Dr Thomas Burnham
Lecturer in Chinese (E&S)
After receiving language training at Donghua University and graduating from New Mexico State University with a Bachelor of Arts in history and government in 2012, I studied Mandarin and pursued a master's degree in foreign language education at Hebei Normal University from 2012 to 2014. During that time, I continued my language training at Shenyang University and traveled back and forth from Shijiazhuang to Khabarovsk and Moscow. I then lived and worked in Moscow for one year before returning to NMSU in 2015 to write my master's thesis on the Sino-Soviet Split.

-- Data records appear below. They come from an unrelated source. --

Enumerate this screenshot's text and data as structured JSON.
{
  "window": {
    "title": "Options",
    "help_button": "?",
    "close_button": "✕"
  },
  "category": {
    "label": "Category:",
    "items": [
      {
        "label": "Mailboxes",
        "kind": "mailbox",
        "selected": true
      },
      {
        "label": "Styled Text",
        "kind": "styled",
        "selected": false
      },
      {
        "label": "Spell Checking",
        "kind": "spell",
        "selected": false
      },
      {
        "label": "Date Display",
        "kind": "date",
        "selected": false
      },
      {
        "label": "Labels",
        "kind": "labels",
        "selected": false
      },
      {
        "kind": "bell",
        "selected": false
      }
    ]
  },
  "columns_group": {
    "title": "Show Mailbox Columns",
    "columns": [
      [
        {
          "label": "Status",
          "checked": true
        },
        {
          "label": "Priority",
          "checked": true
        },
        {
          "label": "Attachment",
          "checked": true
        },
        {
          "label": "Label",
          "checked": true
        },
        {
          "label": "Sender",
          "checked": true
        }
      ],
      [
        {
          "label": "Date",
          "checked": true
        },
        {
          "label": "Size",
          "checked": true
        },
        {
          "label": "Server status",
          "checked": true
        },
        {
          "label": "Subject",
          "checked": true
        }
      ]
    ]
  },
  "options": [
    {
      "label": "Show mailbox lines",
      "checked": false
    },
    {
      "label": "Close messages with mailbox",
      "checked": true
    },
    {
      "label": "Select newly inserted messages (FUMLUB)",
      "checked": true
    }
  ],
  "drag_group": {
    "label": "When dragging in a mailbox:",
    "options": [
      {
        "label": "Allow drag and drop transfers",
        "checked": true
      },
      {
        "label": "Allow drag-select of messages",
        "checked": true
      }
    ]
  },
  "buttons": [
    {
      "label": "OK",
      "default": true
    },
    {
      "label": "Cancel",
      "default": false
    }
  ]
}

For my doctoral research, I studied Sino-Soviet engagement with Africa in the 1960s, focusing on the two Cold War powers' competing aid efforts on the continent. Beginning in the late 1950s, both the Soviet Union and the People's Republic of China leveraged foreign aid in Africa to realize their respective foreign policy goals. My thesis examines Soviet and Chinese aid during the first decade of the decolonization of Africa and seeks to understand those efforts both in terms of their negotiation and implementation as well as in terms of their local reception and on-the-ground impact.
Today, I am exploring the legacies of Stalin and Stalinism in the PRC. I am especially interested in the influence of key Stalinist texts on China in the Mao era and beyond.
Aside from my interests in language education and preparing students to study abroad in China, my primary research interests are PRC history, global history, and comparative communism.